Ödülünü, geçtiğimiz sene ödülü alan Kaos GL adına Yıldız Tar ve Michèle Marian’dan alan Kachindamoto, törende yaptığı konuşmada çocukların erken yaşta evlendirilmesine karşı verdiği mücadelenin hikayesini anlatırken, “Bu sorunla mücadele etmek hiç de kolay olmadı. Bu uygulama, pek çok kişi için Malavi’nin en temel gelenek ve göreneklerinin başında geliyor ve toplum tarafından teşvik ediliyordu. Toplumu oluşturan tüm kesimlerin, çocuk evliliklerinin tehlikeleri ve sonuçları konusunda tam olarak bilgilendirilmesi; bu uygulamanın normal olduğu yönündeki, uzun yıllara dayanan genel kanının ortadan kaldırılması gerekiyordu.” dedi. Milletvekillerini, belediye meclisi üyelerini, inanç ve kanaat önderlerini, polisleri, muhtarları, gençlik gruplarını, ilçe eğitim makamlarını ve sayısız aileyi bu sorun konusunda bilgilendirdiğini aktaran Kachindamoto, “Şimdiye kadar başardıklarımızla gurur duyuyorum, ancak daha kat etmemiz gereken uzun bir yol olduğunu da biliyorum” ifadelerini kullandı. Kachindamoto, “Bu yolda benimle birlikte yürüyen herkese minnettarım. Umarım çok daha fazla sayıda insan benimle el ele, omuz omuza verip Malavili kız çocukların hakları için mücadele eder. Tanrı hepinizi korusun” ifadelerini kullandı. 

Işıklar

Gecede, ‘Işıklar’ adı altında, dünyanın dört bir yanında ve Türkiye’de attıkları önemli adımlarla geleceğe dair umudu artıran kişi ve kurumların selamlandığı bir video gösterildi.

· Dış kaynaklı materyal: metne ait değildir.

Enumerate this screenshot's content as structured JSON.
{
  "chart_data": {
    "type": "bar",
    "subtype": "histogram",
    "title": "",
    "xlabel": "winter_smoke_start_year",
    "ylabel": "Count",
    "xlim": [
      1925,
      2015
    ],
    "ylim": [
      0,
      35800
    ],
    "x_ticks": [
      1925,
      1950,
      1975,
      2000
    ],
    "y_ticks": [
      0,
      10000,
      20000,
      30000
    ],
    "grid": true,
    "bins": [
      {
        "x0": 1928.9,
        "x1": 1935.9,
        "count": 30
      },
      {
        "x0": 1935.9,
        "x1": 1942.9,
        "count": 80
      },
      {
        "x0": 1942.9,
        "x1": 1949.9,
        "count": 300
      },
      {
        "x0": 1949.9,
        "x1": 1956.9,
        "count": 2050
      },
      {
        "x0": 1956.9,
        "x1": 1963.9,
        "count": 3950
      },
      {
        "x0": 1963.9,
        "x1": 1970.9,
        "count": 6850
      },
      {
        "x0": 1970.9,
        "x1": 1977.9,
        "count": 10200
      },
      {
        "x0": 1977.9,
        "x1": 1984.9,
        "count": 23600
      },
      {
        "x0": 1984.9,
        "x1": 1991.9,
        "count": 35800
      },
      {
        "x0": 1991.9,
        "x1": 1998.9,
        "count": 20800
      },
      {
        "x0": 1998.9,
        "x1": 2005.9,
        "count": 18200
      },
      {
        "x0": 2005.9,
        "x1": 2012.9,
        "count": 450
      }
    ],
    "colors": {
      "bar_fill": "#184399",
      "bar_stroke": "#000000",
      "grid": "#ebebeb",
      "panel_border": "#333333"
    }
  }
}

Gazze’de Al-Qattan Çocuk Merkezi, Ukraynalı bale öğretmeni Tamara’nın girişimiyle ilk bale okulunu açtı.

Diyarbakır’da öğretmen Ayşe Çelik, bir TV şovuna canlı bağlanarak ülkenin doğusundaki hak ihlallerine dikkat çekti.

İspanya’da Badalona meclis üyesi Fatima Talep, eşcinsel bir çiftin nikâhını kıydı.

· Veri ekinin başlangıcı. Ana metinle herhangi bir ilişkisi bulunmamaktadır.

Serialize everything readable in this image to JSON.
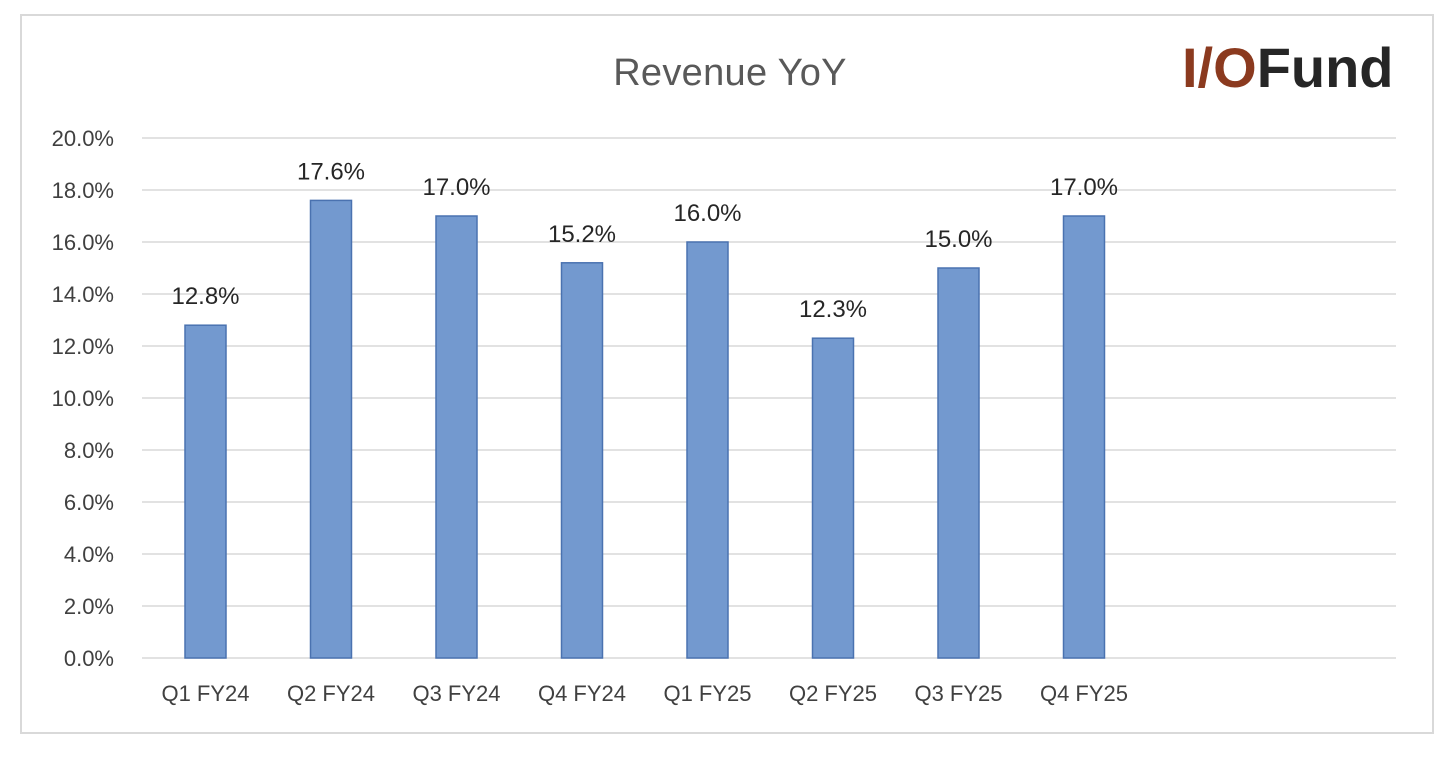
{
  "logo": {
    "accent": "I/O",
    "rest": "Fund"
  },
  "chart_data": {
    "type": "bar",
    "title": "Revenue YoY",
    "categories": [
      "Q1 FY24",
      "Q2 FY24",
      "Q3 FY24",
      "Q4 FY24",
      "Q1 FY25",
      "Q2 FY25",
      "Q3 FY25",
      "Q4 FY25"
    ],
    "values": [
      12.8,
      17.6,
      17.0,
      15.2,
      16.0,
      12.3,
      15.0,
      17.0
    ],
    "data_labels": [
      "12.8%",
      "17.6%",
      "17.0%",
      "15.2%",
      "16.0%",
      "12.3%",
      "15.0%",
      "17.0%"
    ],
    "yticks": [
      0,
      2,
      4,
      6,
      8,
      10,
      12,
      14,
      16,
      18,
      20
    ],
    "ytick_labels": [
      "0.0%",
      "2.0%",
      "4.0%",
      "6.0%",
      "8.0%",
      "10.0%",
      "12.0%",
      "14.0%",
      "16.0%",
      "18.0%",
      "20.0%"
    ],
    "ylim": [
      0,
      20
    ],
    "grid": true,
    "legend": "none",
    "colors": {
      "bar": "#7399cf",
      "bar_edge": "#4a72b0",
      "grid": "#d9d9d9"
    }
  }
}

2014’ten beri İzmir’de mülteci haklarını savunmak için çalışan Halkların Köprüsü Derneği 

Kadın sünnetini yasaklamak için kampanya başlatan ve bunun sonucunda başarıya ulaşan Gambiya’daki Kadınlar İnisiyatifi

Türkiye’deki saldırılara karşı barışın sesini yükselten #BarışaYürüyorum İnisiyatifi 

İngiltere’de oyuncakların cinsiyetçi politikalarla satılmasını engellemeye çalışan Oyuncaklar Oyuncak Kalsın

Amasya’da bir ayı aşkın süredir direniş veren ve direnişleri başarıyla sonuçlanan maden işçileri

Irak’ta IŞİD tarafından kaçırılan Yezidi kadınların kurtarılması için çalışan Ameena Saeed & Khalid Hasan çifti

Saadet Özkan , çalıştığı okul müdürünün 6 kız öğrenciye cinsel istismarda bulunduğunu ortaya çıkardı.

Suriyeli yüzücü Ege Denizi’nde su alan botlarını kardeşiyle yüzerek karaya çekip 20 kişinin hayatını kurtardı.

Mevsimlik sebze yetiştiren ve hasatları Mezitli Belediyesi 

Hırvatistan-Slovenya sınırında buluşup tel örgülere karşı çıkmak için teli file yapıp voleybol maçı yapanlar.

Türkiye’nin doğusunda tarafsız haberciliği savunmak için birleşen gazeteciler haber nöbeti.

Farklılıklara rağmen bir arada mücadeleyi şarkılarla gösteren İsrail’den 10 Yahudi ve 10 Arap kadının kurduğu Rana Korosu

Kamboçya’ya taşınıp başkentte aşevi açan ve barakalarda yaşayanlara gıda yardımı yapan Türkiyeli yardımsever @aynebilim

Öğrenci ve öğretmenlerin işaret dilini öğrenmeleri için önayak olan Bosna Hersekli öğretmen Sanela Ljumanovic

Türkiye’nin doğusundaki şiddete son vermek için bildiri yayımlayan ‘Barış İçin Akademisyenler’

Çin’de tüm varlığını harcayarak bir köpek mezbahasını satın alan & burayı köpekleri koruma barınağına dönüştüren Wang Yan

15 Temmuz darbe girişimine karşı eşinin hafriyat kamyonunu alıp komşusu Sema Tutar’la tankların önüne çıkan Şerife Boz

15Temmuz darbe girişiminde siyasi parti, din, dil gözetmeksizin darbe karşıtı ve demokrasiden yana tavır alanlar.